Pepe Escobar has more for us today in his analysis of Durand’s Technoféodalisme.

Durand gives us the example of Android to illustrate the extractivist logic in action. Google made Android free for all smartphones so it would acquire a strategic market position, beating the Apple ecosystem and thus becoming the default internet entry point for virtually the whole planet. That’s how a de facto, immensely valuable, online real estate empire is built. […]

 

The key point is that whatever the original business – Google, Amazon, Uber – strategies of conquering cyberspace all point to the same target: take control of “spaces of observation and capture” of data. […]

 

So now we are facing not a mere clash between Silicon Valley capitalism and finance capital, but actually a new mode of production: a turbo-capitalist survival as rentier capitalism, where Silicon giants take the place of estates, and also the State. That is the “techno-feudal” option, as defined by Durand.

No complaints here, yet.

Escobar also charts what I’ve been saying for decades. And that’s how the government and the megacorporations have been in bed together since the very beginning. Like, the very beginning of the early Internet.

And you small business owners? You’ve been taught to believe you’ve got a fair shot in the marketplace. Instead, what we find is that your business is rapidly becoming a serf-like entity with little power, little control, and not much autonomy in the cyber-realm.

But since we’ve already also talked about how Woke Capitalism de-grows the marketplace for its own political benefit, we’ll skip that point. And move along.

So, if it’s true that major corporations are purposefully corralling us and stripping us down, how are business owners supposed to take this? Worse, some of us would aspire to be the ones corralling and stripping, if we could. Hell, some of the executive I’m friends with are the ones doing it.

Escobar presents us with a solution as a choice.

Is there a possible way out? The temptation is to go radical – a Blake/Burroughs crossover. We have to expand our scope of comprehension – and stop confusing the map (as shown in the Magna Carta) with the territory (our perception). […]

 

Here’s our future: hackers or slaves.

Although he means it for general political consumption, this observation is astute.

In business, the megacorporations are showing us the map of their lands. The labyrinth of a digital utopia under their power.
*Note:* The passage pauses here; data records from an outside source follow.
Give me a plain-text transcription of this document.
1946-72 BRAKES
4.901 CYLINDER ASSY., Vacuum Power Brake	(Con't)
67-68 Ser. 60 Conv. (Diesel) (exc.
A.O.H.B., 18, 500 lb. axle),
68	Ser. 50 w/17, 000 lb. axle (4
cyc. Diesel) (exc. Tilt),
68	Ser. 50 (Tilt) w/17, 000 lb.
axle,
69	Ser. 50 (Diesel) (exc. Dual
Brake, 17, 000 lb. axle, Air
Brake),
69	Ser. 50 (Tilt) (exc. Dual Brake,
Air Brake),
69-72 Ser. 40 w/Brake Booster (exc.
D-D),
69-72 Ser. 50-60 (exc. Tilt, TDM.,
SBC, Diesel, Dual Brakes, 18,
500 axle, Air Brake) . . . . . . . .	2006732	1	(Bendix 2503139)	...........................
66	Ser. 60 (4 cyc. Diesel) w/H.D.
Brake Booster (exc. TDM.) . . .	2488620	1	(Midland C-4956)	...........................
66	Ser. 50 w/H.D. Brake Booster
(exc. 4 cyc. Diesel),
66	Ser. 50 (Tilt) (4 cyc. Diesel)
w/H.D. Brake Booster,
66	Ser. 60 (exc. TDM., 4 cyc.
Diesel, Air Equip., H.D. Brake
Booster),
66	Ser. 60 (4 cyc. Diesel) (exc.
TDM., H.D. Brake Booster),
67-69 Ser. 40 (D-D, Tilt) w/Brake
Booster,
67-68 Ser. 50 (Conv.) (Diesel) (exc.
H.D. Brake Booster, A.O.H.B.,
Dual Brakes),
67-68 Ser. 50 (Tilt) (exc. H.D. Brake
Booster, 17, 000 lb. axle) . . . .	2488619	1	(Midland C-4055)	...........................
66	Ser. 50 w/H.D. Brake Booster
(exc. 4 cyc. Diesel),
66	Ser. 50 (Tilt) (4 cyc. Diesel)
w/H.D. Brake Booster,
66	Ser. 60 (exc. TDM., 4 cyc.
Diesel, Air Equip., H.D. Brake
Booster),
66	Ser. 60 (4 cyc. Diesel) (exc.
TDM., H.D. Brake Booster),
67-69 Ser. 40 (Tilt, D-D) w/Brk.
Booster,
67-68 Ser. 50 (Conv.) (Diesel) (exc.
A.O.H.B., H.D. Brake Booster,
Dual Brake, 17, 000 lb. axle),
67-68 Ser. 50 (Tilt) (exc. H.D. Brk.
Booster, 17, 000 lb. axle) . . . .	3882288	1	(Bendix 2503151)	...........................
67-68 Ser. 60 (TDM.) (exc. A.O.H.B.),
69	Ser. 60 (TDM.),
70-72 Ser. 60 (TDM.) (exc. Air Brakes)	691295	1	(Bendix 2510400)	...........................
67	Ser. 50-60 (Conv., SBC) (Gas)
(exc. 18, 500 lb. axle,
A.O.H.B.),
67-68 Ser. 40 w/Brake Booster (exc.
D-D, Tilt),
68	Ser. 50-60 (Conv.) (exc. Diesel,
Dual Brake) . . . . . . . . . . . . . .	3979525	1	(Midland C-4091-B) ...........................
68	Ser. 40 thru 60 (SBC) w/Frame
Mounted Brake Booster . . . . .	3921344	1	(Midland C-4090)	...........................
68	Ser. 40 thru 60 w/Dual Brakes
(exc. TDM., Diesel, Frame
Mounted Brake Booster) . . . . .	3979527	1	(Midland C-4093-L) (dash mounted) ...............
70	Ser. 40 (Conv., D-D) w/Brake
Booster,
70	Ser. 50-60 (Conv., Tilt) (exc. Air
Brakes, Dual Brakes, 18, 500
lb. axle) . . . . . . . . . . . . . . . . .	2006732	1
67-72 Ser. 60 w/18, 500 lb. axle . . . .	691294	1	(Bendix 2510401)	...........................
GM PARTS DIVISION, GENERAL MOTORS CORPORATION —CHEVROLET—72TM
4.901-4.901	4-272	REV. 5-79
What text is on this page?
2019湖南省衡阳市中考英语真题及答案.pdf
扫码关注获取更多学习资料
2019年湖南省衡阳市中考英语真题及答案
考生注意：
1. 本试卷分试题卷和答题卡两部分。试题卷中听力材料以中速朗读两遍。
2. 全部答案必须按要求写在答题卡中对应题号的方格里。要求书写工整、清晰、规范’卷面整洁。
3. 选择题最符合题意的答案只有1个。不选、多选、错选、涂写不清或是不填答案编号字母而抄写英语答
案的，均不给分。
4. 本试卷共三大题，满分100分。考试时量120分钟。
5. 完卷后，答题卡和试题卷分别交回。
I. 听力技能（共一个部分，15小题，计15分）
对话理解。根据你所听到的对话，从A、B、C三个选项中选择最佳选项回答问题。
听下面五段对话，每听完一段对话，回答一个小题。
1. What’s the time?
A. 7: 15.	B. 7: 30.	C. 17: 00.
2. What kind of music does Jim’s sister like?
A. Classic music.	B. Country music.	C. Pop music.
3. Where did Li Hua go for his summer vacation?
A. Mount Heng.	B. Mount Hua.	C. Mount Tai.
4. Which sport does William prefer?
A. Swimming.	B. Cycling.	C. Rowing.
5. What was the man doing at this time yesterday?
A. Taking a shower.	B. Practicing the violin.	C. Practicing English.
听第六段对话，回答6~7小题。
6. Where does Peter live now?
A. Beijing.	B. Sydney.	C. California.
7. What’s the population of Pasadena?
But despite what they say, it’s not totally accurate yet. A sort of crude, incomplete Magna Carta Mundi of it’s day.

And what they tell us about our role, as merchants, in their new feudalism isn’t exactly true either.

Without question, like many people, you can accept your indentured service in an economy cannibalized by techno-financial interests. And you can try to go along to get along. In this situation, your business could merely be cut off. Suddenly, you’re unable to make transactions simply because you said the wrong thing to the wrong aristocrat.

Think it couldn’t happen? We’ve already been seeing it in various industries for years.

But there is another choice. To expand on Escobar’s idea of hackers and slaves, you can adopt the attitude of a high-tech mafioso.

And you can operate in the spaces between what is owned and what is still wild.

In our smaller businesses, it means being wise to the new world but not forgetting the old. Similar to hackers, it means having a moral code. And like made men, being a man of honor among those you know. It means an arms race of AI, legal shenanigans, and outright refusal to cooperate.

In the communities in which we do business, this means knowing who to trust. And earning your keep. It also means bringing your genius to the table, a cleverness in the balance between big and small. And who’s fucking over who.

It’s a willingness to push the rules, online and off, and to operate in the dark.

Above all, it’s to employ the very weapons of trade used by the dominate class in Silicon Valley, extraordinary or otherwise. And to build a network around it, our network.

In either case, in our day, you’ll live by the algorithm or die by the algorithm.